Gdyby nie proces „Księgowego z Auschwitz”, zapewne nigdy nie bylibyśmy świadkami niezwykłego gestu przebaczenia, jaki wykonała była więźniarka obozu Eva Kor.

„Na tym etapie sprawiedliwość to niezbyt piękny widok” – stwierdził kilka lat temu Efraim Zuroff, główny „łowca nazistów” z izraelskiego Centrum Szymona Wiesenthala. I trudno nie przyznać mu racji, patrząc na schorowanego, poruszającego się z trudem 93-letniego Otto Groeninga, byłego esesmana z Auschwitz, który staje dziś przed sądem w niemieckim Lueneburgu, oskarżony o pomoc w zamordowaniu przynajmniej 300 tys. osób. Ale ten proces – jeden z ostatnich w ogóle procesów żyjących zbrodniarzy hitlerowskich – jest mimo to niezwykle potrzebny. Pokazuje on, że ludobójstwo nie ulega przedawnieniu, a sprawiedliwość „jest cierpliwa” – jak ujął to wiceprezydent Międzynarodowego Komitetu Oświęcimskiego Christoph Heubner. Najbardziej jednak w całej tej sprawie przemawiają do wyobraźni słowa, cytowanej przez „Fakt”, byłej więźniarki Auschwitz Evy Pusztai-Fahidi: Nie ważny jest wymiar kary, lecz sam wyrok. Ci, co zaprzeczają Holokaustowi, mogą zawsze powiedzieć, że mała żydowska kobieta kłamie. Lecz nie będą mogli zaprzeczyć słowom pojedynczego esesmana, który przyznaje, że tam był”.
 
Zwykli ludzie
Przed wieloma laty wpadła w moje ręce autobiografia byłego komendanta obozu koncentracyjnego Auschwitz-Birkenau Rudolfa Hoessa, napisana przez niego w trakcie procesu i pobytu w więzieniu (został powieszony w 1947 r. na terenie obozu Auschwitz). To był dla mnie prawdziwy wstrząs. Zamiast „bestii w ludzkiej skórze” zobaczyłem bowiem człowieka w typie najbardziej uśrednionym z możliwych, takiego „pana nikt”, zwykłego szaraka, niewyróżniającego się ani szczególnym sadyzmem, ani wybitnym intelektem. Ot, takiego typowego przeciętnego, statystycznego obywatela. Człowieka, który został zarządcą największej w historii „fabryki śmierci” niejako przypadkiem. I tak jak mógłby okazać się sumiennym i skrupulatnym kierownikiem poczty w jakimś schludnym niemieckim miasteczku, tak stał się gorliwym wykonawcą „ostatecznego rozwiązania kwestii żydowskiej”. Wychowany od wczesnego dzieciństwa w duchu bezwzględnego posłuszeństwa, wyłączył myślenie i odczuwanie, przekształcając się we wzorowego, pedantycznego „urzędnika śmierci”. Tłumaczył to później w typowy sposób: wykonywałem jedynie rozkazy i byłem maleńkim trybikiem machiny zagłady.

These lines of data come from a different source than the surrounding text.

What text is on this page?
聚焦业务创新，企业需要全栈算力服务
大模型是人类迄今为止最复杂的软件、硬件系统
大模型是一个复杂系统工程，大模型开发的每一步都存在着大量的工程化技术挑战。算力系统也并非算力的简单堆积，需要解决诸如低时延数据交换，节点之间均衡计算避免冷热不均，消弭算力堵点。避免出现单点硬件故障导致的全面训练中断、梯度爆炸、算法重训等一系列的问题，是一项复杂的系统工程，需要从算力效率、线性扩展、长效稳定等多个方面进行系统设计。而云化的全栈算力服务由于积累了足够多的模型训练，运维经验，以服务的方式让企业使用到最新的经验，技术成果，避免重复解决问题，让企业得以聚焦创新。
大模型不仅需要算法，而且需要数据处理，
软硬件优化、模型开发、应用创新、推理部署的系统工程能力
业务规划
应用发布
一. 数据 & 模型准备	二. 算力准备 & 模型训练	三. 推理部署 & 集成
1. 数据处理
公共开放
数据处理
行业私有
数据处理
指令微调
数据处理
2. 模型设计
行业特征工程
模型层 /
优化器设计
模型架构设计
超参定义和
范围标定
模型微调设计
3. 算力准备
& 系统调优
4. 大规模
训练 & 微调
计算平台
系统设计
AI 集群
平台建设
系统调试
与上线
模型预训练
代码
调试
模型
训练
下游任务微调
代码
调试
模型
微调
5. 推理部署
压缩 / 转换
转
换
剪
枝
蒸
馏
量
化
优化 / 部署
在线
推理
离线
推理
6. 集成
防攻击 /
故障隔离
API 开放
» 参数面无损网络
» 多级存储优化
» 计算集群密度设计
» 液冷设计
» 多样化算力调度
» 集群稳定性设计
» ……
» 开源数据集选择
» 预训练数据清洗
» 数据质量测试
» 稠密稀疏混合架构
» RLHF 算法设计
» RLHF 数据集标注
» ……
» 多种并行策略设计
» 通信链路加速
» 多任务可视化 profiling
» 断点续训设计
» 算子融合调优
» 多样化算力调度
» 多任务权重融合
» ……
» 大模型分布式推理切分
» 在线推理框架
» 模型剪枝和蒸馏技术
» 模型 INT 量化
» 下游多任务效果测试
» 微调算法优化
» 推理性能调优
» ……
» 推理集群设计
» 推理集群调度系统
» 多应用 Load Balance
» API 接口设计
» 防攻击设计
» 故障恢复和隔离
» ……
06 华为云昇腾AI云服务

Dlaczego o tym piszę? Bo ten syndrom zwykłości, normalności i zarazem bezdusznego posłuszeństwa dotyczył zdecydowanej większości funkcjonariuszy obozów koncentracyjnych. Problem w tym, że Holokaust i masowe mordy na przedstawicielach wszystkich ras i narodów uznawanych przez III Rzeszę za „podludzi” realizowali właśnie ci, którzy byli jedynie owymi małymi trybikami obozowej maszynerii śmierci. Setki, tysiące posłusznych, skrupulatnych „wykonawców rozkazów”. Nie inaczej jest w przypadku sądzonego obecnie Otto Groeninga. Ten były esesman z Auschwitz, w 2005 r. w wywiadzie dla niemieckiego „Der Spiegel” powiedział, że jego rola jako strażnika nie była przestępstwem. „Jeśli mogę opisać to jako poczucie winy, to jestem winny, ale nie z własnej woli. Z prawnego punktu widzenia, jestem niewinny” – stwierdził Groening, tłumacząc, że wiedział co prawda o okrucieństwach innych esesmanów, ale był tylko księgowym, nikogo nie mordował i nie uczestniczył w obozowych selekcjach.

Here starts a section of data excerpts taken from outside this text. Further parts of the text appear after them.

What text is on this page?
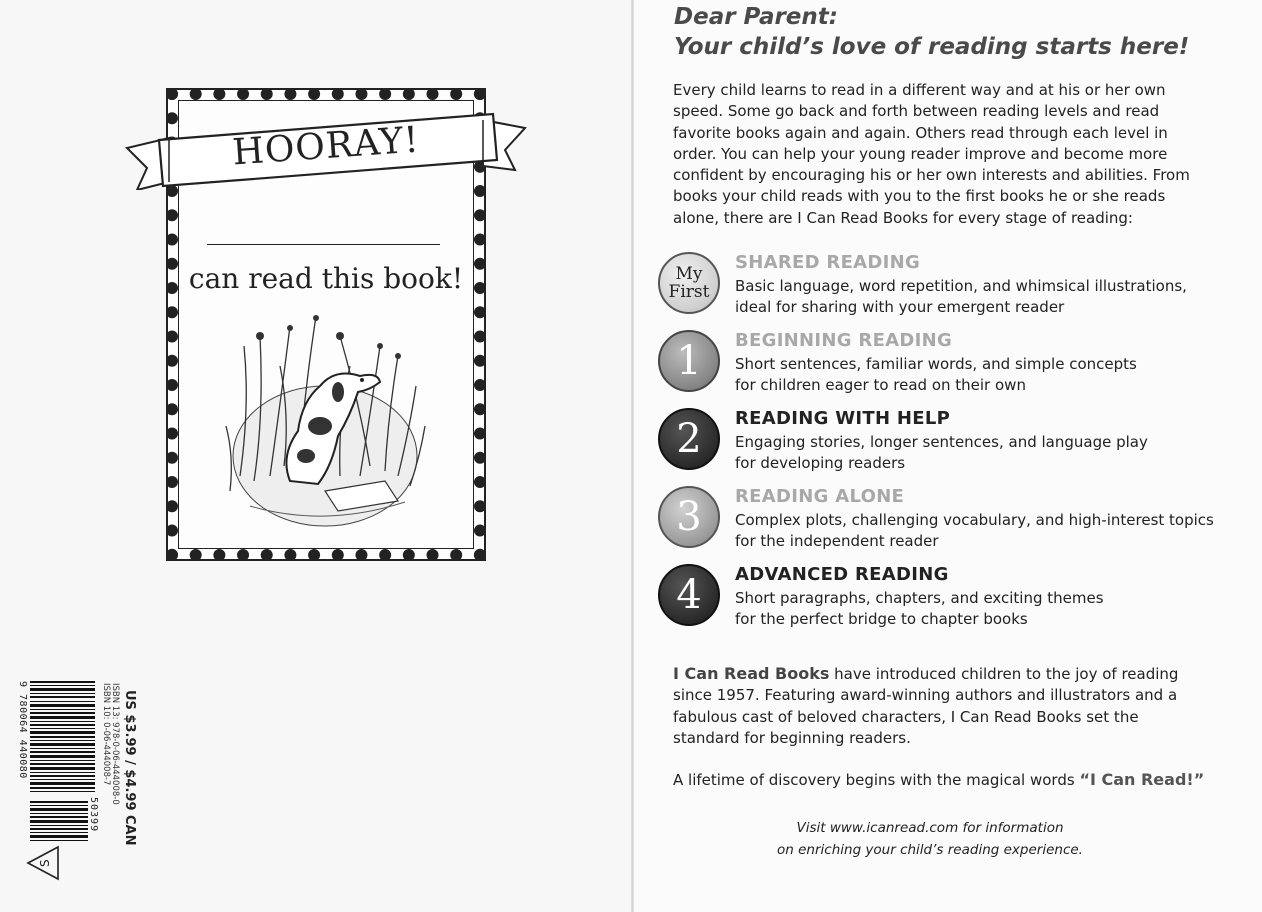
HOORAY!
can read this book!
9 780064 440080
50399 US $3.99 / $4.99 CAN
ISBN 13: 978-0-06-444008-0
ISBN 10: 0-06-444008-7
S
Dear Parent:
Your child’s love of reading starts here!
Every child learns to read in a different way and at his or her own speed. Some go back and forth between reading levels and read favorite books again and again. Others read through each level in order. You can help your young reader improve and become more confident by encouraging his or her own interests and abilities. From books your child reads with you to the first books he or she reads alone, there are I Can Read Books for every stage of reading:
My
First
SHARED READING
Basic language, word repetition, and whimsical illustrations,
ideal for sharing with your emergent reader
1	BEGINNING READING
Short sentences, familiar words, and simple concepts
for children eager to read on their own
2	READING WITH HELP
Engaging stories, longer sentences, and language play
for developing readers
3	READING ALONE
Complex plots, challenging vocabulary, and high-interest topics
for the independent reader
4	ADVANCED READING
Short paragraphs, chapters, and exciting themes
for the perfect bridge to chapter books
I Can Read Books have introduced children to the joy of reading since 1957. Featuring award-winning authors and illustrators and a fabulous cast of beloved characters, I Can Read Books set the standard for beginning readers.
A lifetime of discovery begins with the magical words “I Can Read!”
Visit www.icanread.com for information
on enriching your child’s reading experience.
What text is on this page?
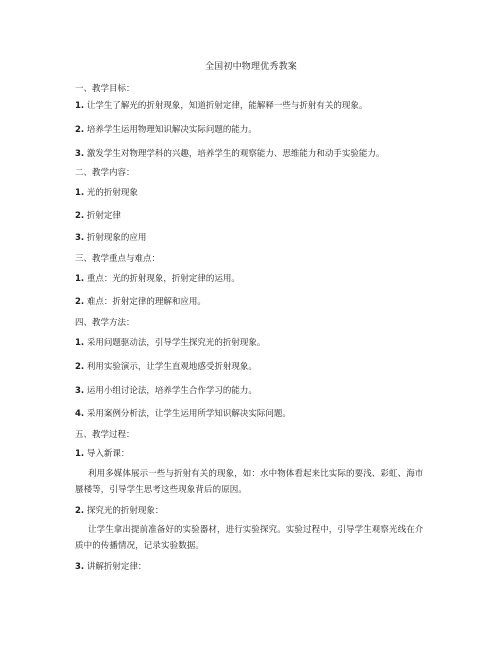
全国初中物理优秀教案
一、教学目标：
1. 让学生了解光的折射现象，知道折射定律，能解释一些与折射有关的现象。
2. 培养学生运用物理知识解决实际问题的能力。
3. 激发学生对物理学科的兴趣，培养学生的观察能力、思维能力和动手实验能力。
二、教学内容：
1. 光的折射现象
2. 折射定律
3. 折射现象的应用
三、教学重点与难点：
1. 重点：光的折射现象，折射定律的运用。
2. 难点：折射定律的理解和应用。
四、教学方法：
1. 采用问题驱动法，引导学生探究光的折射现象。
2. 利用实验演示，让学生直观地感受折射现象。
3. 运用小组讨论法，培养学生合作学习的能力。
4. 采用案例分析法，让学生运用所学知识解决实际问题。
五、教学过程：
1. 导入新课：
利用多媒体展示一些与折射有关的现象，如：水中物体看起来比实际的要浅、彩虹、海市蜃楼等，引导学生思考这些现象背后的原因。
2. 探究光的折射现象：
让学生拿出提前准备好的实验器材，进行实验探究。实验过程中，引导学生观察光线在介质中的传播情况，记录实验数据。
3. 讲解折射定律：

Czym więc zajmował się „Buchalter Auschwitz”? Otóż przez dwa lata, od 1942 do 1944 r., będąc członkiem Waffen-SS zabezpieczał majątek ofiar, który pozostał na rampie, po tym gdy jego właściciele w zdecydowanej większości zaraz po selekcji poszli do gazu”. Ponadto przeszukiwał ubrania i rzeczy zamordowanych, zabierając i rejestrując ukryte przez nich pieniądze i kosztowności, które następnie wysyłał do Berlina.

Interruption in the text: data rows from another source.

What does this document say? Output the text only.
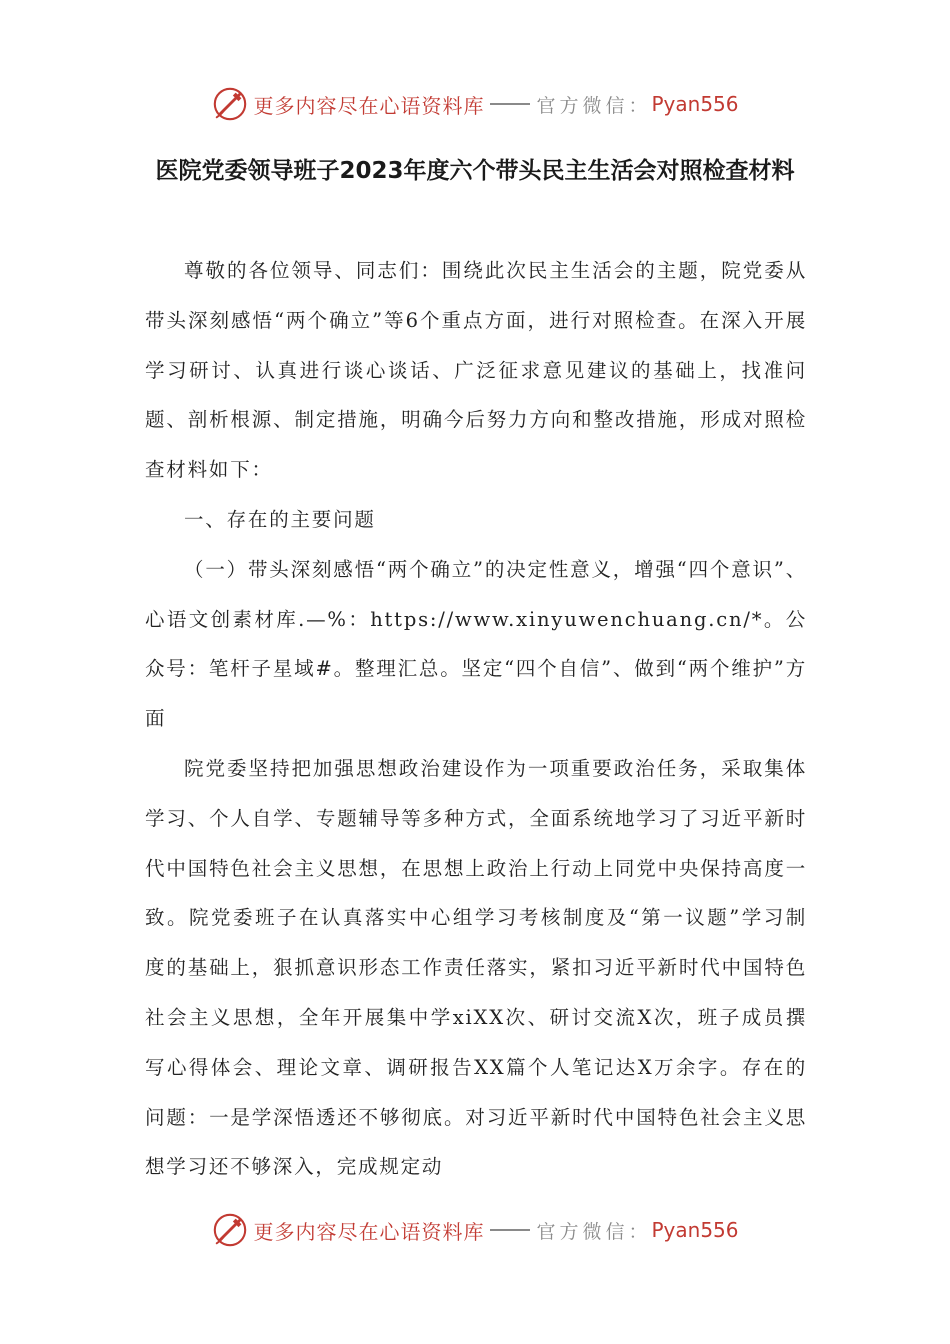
更多内容尽在心语资料库	官方微信： Pyan556
医院党委领导班子2023年度六个带头民主生活会对照检查材料

尊敬的各位领导、同志们：围绕此次民主生活会的主题，院党委从带头深刻感悟“两个确立”等6个重点方面，进行对照检查。在深入开展学习研讨、认真进行谈心谈话、广泛征求意见建议的基础上，找准问题、剖析根源、制定措施，明确今后努力方向和整改措施，形成对照检查材料如下：

一、存在的主要问题

（一）带头深刻感悟“两个确立”的决定性意义，增强“四个意识”、心语文创素材库.—%：https://www.xinyuwenchuang.cn/*。公众号：笔杆子星域#。整理汇总。坚定“四个自信”、做到“两个维护”方面

院党委坚持把加强思想政治建设作为一项重要政治任务，采取集体学习、个人自学、专题辅导等多种方式，全面系统地学习了习近平新时代中国特色社会主义思想，在思想上政治上行动上同党中央保持高度一致。院党委班子在认真落实中心组学习考核制度及“第一议题”学习制度的基础上，狠抓意识形态工作责任落实，紧扣习近平新时代中国特色社会主义思想，全年开展集中学xiXX次、研讨交流X次，班子成员撰写心得体会、理论文章、调研报告XX篇个人笔记达X万余字。存在的问题：一是学深悟透还不够彻底。对习近平新时代中国特色社会主义思想学习还不够深入，完成规定动

更多内容尽在心语资料库	官方微信： Pyan556
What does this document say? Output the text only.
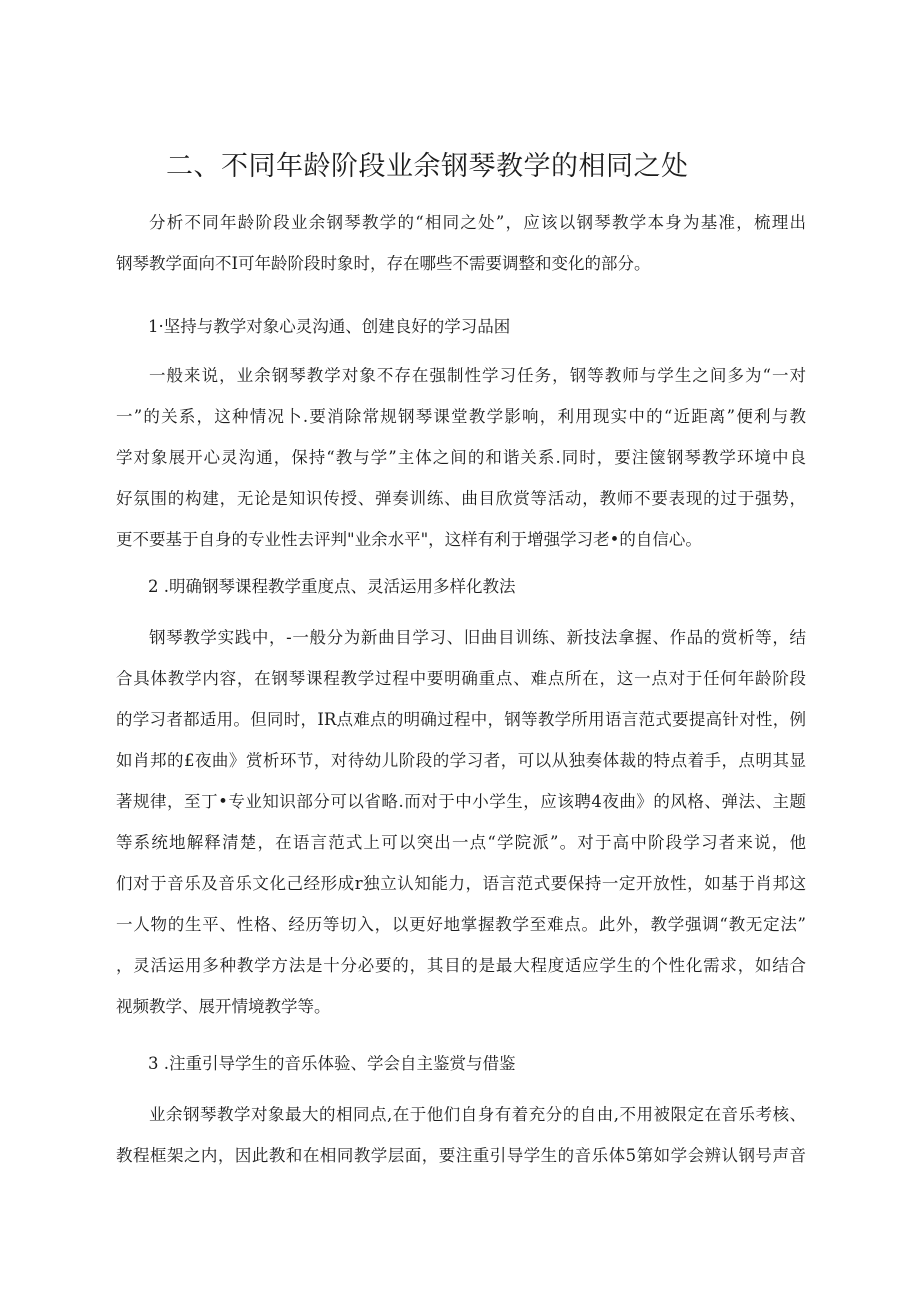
二、不同年龄阶段业余钢琴教学的相同之处
分析不同年龄阶段业余钢琴教学的“相同之处”，应该以钢琴教学本身为基准，梳理出
钢琴教学面向不I可年龄阶段时象时，存在哪些不需要调整和变化的部分。
1·坚持与教学对象心灵沟通、创建良好的学习品困
一般来说，业余钢琴教学对象不存在强制性学习任务，钢等教师与学生之间多为“一对
一”的关系，这种情况卜.要消除常规钢琴课堂教学影响，利用现实中的“近距离”便利与教
学对象展开心灵沟通，保持“教与学”主体之间的和谐关系.同时，要注箧钢琴教学环境中良
好氛围的构建，无论是知识传授、弹奏训练、曲目欣赏等活动，教师不要表现的过于强势，
更不要基于自身的专业性去评判"业余水平"，这样有利于增强学习老•的自信心。
2 .明确钢琴课程教学重度点、灵活运用多样化教法
钢琴教学实践中，-一般分为新曲目学习、旧曲目训练、新技法拿握、作品的赏析等，结
合具体教学内容，在钢琴课程教学过程中要明确重点、难点所在，这一点对于任何年龄阶段
的学习者都适用。但同时，IR点难点的明确过程中，钢等教学所用语言范式要提高针对性，例
如肖邦的£夜曲》赏析环节，对待幼儿阶段的学习者，可以从独奏体裁的特点着手，点明其显
著规律，至丁•专业知识部分可以省略.而对于中小学生，应该聘4夜曲》的风格、弹法、主题
等系统地解释清楚，在语言范式上可以突出一点“学院派”。对于高中阶段学习者来说，他
们对于音乐及音乐文化己经形成r独立认知能力，语言范式要保持一定开放性，如基于肖邦这
一人物的生平、性格、经历等切入，以更好地掌握教学至难点。此外，教学强调“教无定法”
，灵活运用多种教学方法是十分必要的，其目的是最大程度适应学生的个性化需求，如结合
视频教学、展开情境教学等。
3 .注重引导学生的音乐体验、学会自主鉴赏与借鉴
业余钢琴教学对象最大的相同点,在于他们自身有着充分的自由,不用被限定在音乐考核、
教程框架之内，因此教和在相同教学层面，要注重引导学生的音乐体5第如学会辨认钢号声音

W ocenie niemieckiej prokuratury przyczynił się jednak swoją działalnością do sprawnego funkcjonowania systemu masowego zabijania więźniów. „Otto Groening pomagał reżimowi nazistowskiemu czerpać korzyści finansowe i wspierał systematyczne mordowanie” – stwierdzili prokuratorzy, wskazując na jego współudział w uśmierceniu co najmniej 300 tys. osób. Jeżeli 93-latek zostanie uznany za winnego, grozi mu kara od trzech do piętnastu lat pozbawienia wolności.
 
Przebaczenie bez uniewinnienia
Pod pewnymi względami proces Groeninga jest jednak szczególny. On sam, zeznając pierwszego dnia procesu, przyznał, że ponosi moralną winę za zbrodnie i poprosił o przebaczenie. Stwierdził także, że ma poczucie winy wobec narodu żydowskiego.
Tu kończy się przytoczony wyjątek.